One Sunday morning in my first pastorate, I noticed the lead usher rummaging through the collection plate during the offering. He was taking what looked like money out of the plate and was putting it in his pocket.

I caught up with him after the service. He laughed when he saw me coming.

“Don’t worry,” he said. “I’m not embezzling the offering. One of the bus kids put some buttons in the offering plate. I was just taking them out.”

The kids in question were youngsters we picked up each Sunday in a decrepit school bus we bought from the county. These were poor kids who lived in a rundown neighborhood not far from our church.

But kids or not, the worship service was no time to be playing games. I took the buttons from the usher and headed for the bus. The children were laughing and making noise, but fell silent when they saw me standing in the aisle.

“Who put these buttons in the offering plate today?” I asked, holding the buttons in the palm of my hand.

A tiny little girl with big green eyes, bigger now because of her fear, slowly raised her hand.

“I did, Brother Jim.”

“Why did you do that?” Apparently, she heard the disapproval in my voice. Her big green eyes filled with tears.

With her voice breaking, she said, “I didn’t mean to do anything bad. I just wanted to make an offering to God, like you said we should. But I don’t have any money like the other people. So I asked my Momma what could I give and she gave me those buttons from her sewing box. She said maybe somebody could use the buttons to help someone make some clothes.”
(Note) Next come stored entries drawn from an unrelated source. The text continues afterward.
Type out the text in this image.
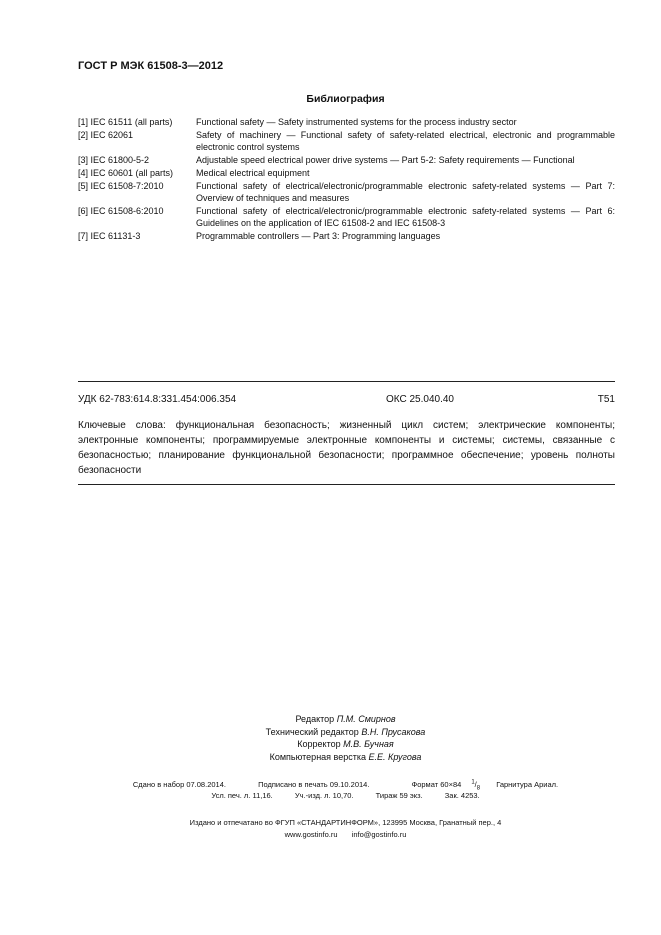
ГОСТ Р МЭК 61508-3—2012
Библиография
[1] IEC 61511 (all parts)	Functional safety — Safety instrumented systems for the process industry sector
[2] IEC 62061	Safety of machinery — Functional safety of safety-related electrical, electronic and programmable electronic control systems
[3] IEC 61800-5-2	Adjustable speed electrical power drive systems — Part 5-2: Safety requirements — Functional
[4] IEC 60601 (all parts)	Medical electrical equipment
[5] IEC 61508-7:2010	Functional safety of electrical/electronic/programmable electronic safety-related systems — Part 7: Overview of techniques and measures
[6] IEC 61508-6:2010	Functional safety of electrical/electronic/programmable electronic safety-related systems — Part 6: Guidelines on the application of IEC 61508-2 and IEC 61508-3
[7] IEC 61131-3	Programmable controllers — Part 3: Programming languages
УДК 62-783:614.8:331.454:006.354	ОКС 25.040.40	Т51
Ключевые слова: функциональная безопасность; жизненный цикл систем; электрические компоненты; электронные компоненты; программируемые электронные компоненты и системы; системы, связанные с безопасностью; планирование функциональной безопасности; программное обеспечение; уровень полноты безопасности
Редактор П.М. Смирнов
Технический редактор В.Н. Прусакова
Корректор М.В. Бучная
Компьютерная верстка Е.Е. Кругова
Сдано в набор 07.08.2014.	Подписано в печать 09.10.2014.	Формат 60×84 $^1/_8$ Гарнитура Ариал.
Усл. печ. л. 11,16.	Уч.-изд. л. 10,70.	Тираж 59 экз.	Зак. 4253.
Издано и отпечатано во ФГУП «СТАНДАРТИНФОРМ», 123995 Москва, Гранатный пер., 4
www.gostinfo.ru info@gostinfo.ru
The weight of my stupidity fell on me like a brick.

“You didn’t do anything wrong,” I said, fighting back my own tears. “I just wanted to thank you for your special offering. Thank your Momma, too.”

Those buttons in the offering plate have given me much to think about through the years. They have helped me understand how often we make the same mistake with other kinds of offerings.

For instance, in our culture, churches that are able to grow larger and larger every year are regarded as successful, vital churches.

Small congregations that bury as many members as they baptize are regarded as less vital. Sometimes they are called dying churches.

But is that true? Is the offering of worship and prayer in a small church any less important, any less valuable than the mega-church down the road? Does a church only gain validity if it is growing?

And how about the ministers that serve those churches? Is a preacher in a big church more blessed than one who serves a small but faithful rural church?

And how about the many preachers that serve inner city churches in decline? Didn’t Jesus say something about the last being first and the first last?

We make a mistake when we fail to see the value of buttons in the offering plate. Often those buttons represent a heroic level of faithfulness and dedication. I learned that lesson the hard way.

Now we keep all the buttons that come into the offering plate. We know the bank does not want them, but we are pretty sure God does.

JamesL. Evans is pastor of Auburn First Baptist Church in Auburn, Ala.